T- Hop: A framework for studying the importance path information in molecular graphs for chemical property prediction
Abdulrahman Ibraheem, Narsis Kiani, Jesper Tegner
TL;DR
This work investigates whether incorporating path information in molecular graphs improves QSAR predictions. The authors introduce T-Hop, a GNN-like framework with two modes: a non-degenerate mode that leverages path information via a tensor-based path representation $T^L$ and a learnable matrix $M$, and a degenerate mode that relies only on the adjacency $A$. Empirical results on six MoleculeNet datasets reveal that the benefit of path information is dataset-dependent, with the degenerate variant sometimes outperforming state-of-the-art methods despite using only 2-D information. They also demonstrate a first-step approach to predict upfront whether path information will help, using 36 graph-derived features per dataset, achieving 66.7% accuracy on a small test set. Overall, the paper highlights both the value and the cost of path information, offering a practical path to selectively apply it and showing that simple models can rival more complex ones in 2-D settings.
Abstract
This paper studies the usefulness of incorporating path information in predicting chemical properties from molecular graphs, in the domain of QSAR (Quantitative Structure-Activity Relationship). Towards this, we developed a GNN-style model which can be toggled to operate in one of two modes: a non-degenerate mode which incorporates path information, and a degenerate mode which leaves out path information.

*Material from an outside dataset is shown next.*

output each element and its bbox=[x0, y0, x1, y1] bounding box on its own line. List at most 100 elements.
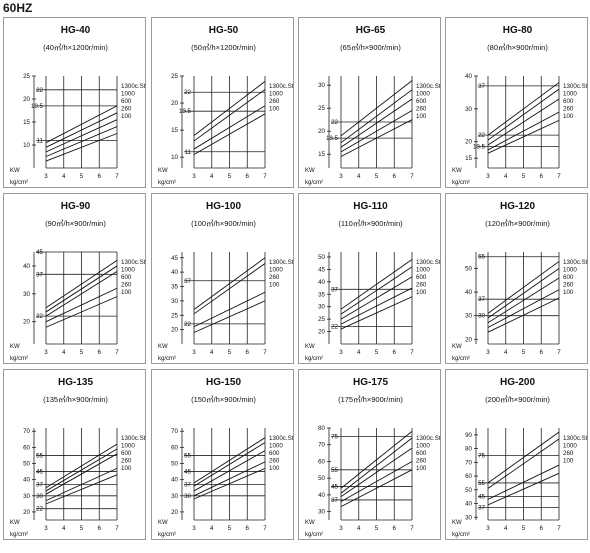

Thus, by comparing the performance of the non-degenerate mode versus the degenerate mode on relevant QSAR datasets, we were able to directly assess the significance of path information on those datasets. Our results corroborate previous works, by suggesting that the usefulness of path information is datasetdependent. Unlike previous studies however, we took the very first steps towards building a model that could predict upfront whether or not path information would be useful for a given dataset at hand. Moreover, we also found that, albeit its simplicity, the degenerate mode of our model yielded rather surprising results, which outperformed more sophisticated SOTA models in certain cases.